Glaucas is not a white night saving the Australian investing public. They very clearly state in their report on Blue Sky that they “stand to realize significant gains in the event that the price of such instrument declines”. They achieved their objective!
So does the current share price create opportunity? If there is a real business, what is it worth and when does it become cheap?
There is a fundamental business with Blue Sky. It does have cash flows although that would appear to be deteriorating looking at the last annual report, (see below) and it has made some great investments along with some no so great investments.
There are real assets on the balance sheet. This however is where the problems start to arise when working out what the value of the business is.
We had heard rumours about the accounting treatment of some of the BlueSky portfolio for some time but as we didn’t own the stock we didn’t bother to look much further into the rumours.
Management can influence the value of assets on the balance sheet. We were extremely concerned by this type of activity with Henry Morgan Limited and we spoke to several of our clients who we thought might have had some exposure to HML.
Quality of management
Every time we talk about how we invest we talk about quality of management. It’s a hard thing to talk about because it encompasses so many different factors from a wide range of areas. One of those areas that we focus on is the financials of the company. There are some elements of the company’s accounts that management can influence. Things like provisions, one-off costs and amortisation and depreciation. The other is the carrying values of assets on the balance sheet.
Management at Blue Sky have taken an aggressive approach to revaluing assets. I always feel its better to be conservative and keep the value of assets as low as possible, avoid paying tax on the revalued asset and keep that money earning a return. That is how we treat the unlisted assets that we buy. It means that as a manager you don’t get paid a fee in the short term but does it really matter? You will get paid at some stage.

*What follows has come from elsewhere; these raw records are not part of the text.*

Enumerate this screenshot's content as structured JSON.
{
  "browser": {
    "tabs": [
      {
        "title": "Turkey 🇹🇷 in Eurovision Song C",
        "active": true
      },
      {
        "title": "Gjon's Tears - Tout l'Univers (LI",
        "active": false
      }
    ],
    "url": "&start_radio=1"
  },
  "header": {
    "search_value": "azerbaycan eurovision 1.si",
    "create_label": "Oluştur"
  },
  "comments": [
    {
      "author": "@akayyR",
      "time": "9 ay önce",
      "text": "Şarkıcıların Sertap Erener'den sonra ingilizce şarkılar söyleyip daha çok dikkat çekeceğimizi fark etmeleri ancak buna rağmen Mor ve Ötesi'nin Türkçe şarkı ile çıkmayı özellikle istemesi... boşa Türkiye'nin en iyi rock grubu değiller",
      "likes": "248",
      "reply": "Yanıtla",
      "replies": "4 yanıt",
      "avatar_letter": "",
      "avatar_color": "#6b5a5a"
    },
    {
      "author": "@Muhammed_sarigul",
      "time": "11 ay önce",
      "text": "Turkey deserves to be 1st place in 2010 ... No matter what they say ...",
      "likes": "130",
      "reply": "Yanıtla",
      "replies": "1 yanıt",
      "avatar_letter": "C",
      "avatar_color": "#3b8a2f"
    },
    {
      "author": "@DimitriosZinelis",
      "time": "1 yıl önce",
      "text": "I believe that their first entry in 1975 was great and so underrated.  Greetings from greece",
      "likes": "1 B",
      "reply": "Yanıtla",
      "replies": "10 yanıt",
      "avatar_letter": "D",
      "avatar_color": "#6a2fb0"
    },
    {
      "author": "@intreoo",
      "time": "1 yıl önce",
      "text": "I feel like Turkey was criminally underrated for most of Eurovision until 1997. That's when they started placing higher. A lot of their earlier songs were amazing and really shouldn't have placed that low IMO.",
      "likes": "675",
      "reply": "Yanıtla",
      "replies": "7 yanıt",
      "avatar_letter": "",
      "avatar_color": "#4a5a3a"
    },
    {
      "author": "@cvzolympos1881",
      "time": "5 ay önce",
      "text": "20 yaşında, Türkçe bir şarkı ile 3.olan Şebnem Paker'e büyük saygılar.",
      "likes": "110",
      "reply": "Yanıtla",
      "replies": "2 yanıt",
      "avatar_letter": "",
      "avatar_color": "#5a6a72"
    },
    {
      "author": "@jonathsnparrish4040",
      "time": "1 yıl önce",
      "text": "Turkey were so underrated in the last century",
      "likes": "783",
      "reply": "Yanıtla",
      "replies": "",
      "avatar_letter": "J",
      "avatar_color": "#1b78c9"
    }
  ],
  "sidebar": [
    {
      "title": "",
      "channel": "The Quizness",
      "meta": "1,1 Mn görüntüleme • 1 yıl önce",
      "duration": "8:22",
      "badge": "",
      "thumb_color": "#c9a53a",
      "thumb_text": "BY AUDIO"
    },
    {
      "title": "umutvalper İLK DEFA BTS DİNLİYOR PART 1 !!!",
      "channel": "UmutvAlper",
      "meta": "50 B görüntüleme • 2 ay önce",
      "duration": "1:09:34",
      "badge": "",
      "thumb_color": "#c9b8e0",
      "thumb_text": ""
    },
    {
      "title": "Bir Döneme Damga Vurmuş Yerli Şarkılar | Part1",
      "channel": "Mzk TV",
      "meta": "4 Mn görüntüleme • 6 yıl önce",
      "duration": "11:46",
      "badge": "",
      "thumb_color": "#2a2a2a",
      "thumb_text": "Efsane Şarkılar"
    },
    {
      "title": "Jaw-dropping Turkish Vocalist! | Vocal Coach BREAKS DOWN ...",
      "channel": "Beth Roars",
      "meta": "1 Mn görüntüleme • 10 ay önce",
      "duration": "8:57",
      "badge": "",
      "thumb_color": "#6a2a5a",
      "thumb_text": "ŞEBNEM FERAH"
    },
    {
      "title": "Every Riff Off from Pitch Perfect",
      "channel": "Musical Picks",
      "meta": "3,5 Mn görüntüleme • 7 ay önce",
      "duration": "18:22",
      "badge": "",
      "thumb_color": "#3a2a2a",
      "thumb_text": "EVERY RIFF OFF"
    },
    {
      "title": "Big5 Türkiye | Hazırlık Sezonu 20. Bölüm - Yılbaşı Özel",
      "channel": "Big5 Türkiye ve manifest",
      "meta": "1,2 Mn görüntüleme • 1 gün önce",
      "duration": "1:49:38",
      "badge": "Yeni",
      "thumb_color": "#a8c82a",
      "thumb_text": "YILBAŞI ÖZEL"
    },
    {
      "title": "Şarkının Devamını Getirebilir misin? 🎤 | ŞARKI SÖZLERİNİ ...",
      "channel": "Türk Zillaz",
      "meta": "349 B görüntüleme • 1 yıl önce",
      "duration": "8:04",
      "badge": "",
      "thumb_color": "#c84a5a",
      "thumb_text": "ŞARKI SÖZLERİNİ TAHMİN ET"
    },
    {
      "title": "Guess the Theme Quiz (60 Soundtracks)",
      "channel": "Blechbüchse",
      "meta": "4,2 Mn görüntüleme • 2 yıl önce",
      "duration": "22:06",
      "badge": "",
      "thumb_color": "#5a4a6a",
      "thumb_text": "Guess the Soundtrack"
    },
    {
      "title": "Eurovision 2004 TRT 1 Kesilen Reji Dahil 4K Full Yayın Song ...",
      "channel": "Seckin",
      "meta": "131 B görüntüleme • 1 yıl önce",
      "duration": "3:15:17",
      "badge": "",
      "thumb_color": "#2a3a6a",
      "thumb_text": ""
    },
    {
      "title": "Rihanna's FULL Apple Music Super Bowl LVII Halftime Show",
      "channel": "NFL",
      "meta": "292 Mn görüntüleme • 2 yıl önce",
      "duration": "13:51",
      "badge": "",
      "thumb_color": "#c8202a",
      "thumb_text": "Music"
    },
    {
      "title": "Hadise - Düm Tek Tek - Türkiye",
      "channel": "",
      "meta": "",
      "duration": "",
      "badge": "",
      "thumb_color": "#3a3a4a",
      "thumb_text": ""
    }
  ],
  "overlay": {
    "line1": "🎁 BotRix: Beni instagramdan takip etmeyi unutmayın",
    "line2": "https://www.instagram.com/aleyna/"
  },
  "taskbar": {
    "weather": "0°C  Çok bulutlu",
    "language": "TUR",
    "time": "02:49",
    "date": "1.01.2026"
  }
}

We didn't really get much past this fact when looking at the value of the business. If you have questions over the financial statements and carrying values of the assets on the balance sheet why would you invest? So that is where we left it.
The Glaucas report is designed to make noise and as much as possible. The report is littered with sensational headlines and colourful language. You also need to remember that Glaucas is not out being a good corporate citizen aiming to save the general investing public. They are a fund that shorts stocks to make money from buying them back at lower prices. Even if what they say isn’t true, mud sticks and if you throw enough of it some will stick.
Both Glaucas reports have some truths in them so in this case the noise becomes fact and it warrants giving this one a miss to find a real business with a conservative balance sheet that is undervalued.
We wont be rushing in to buy shares in Blue Sky and that’s not on valuation metrics, but on a subjective assessment of management.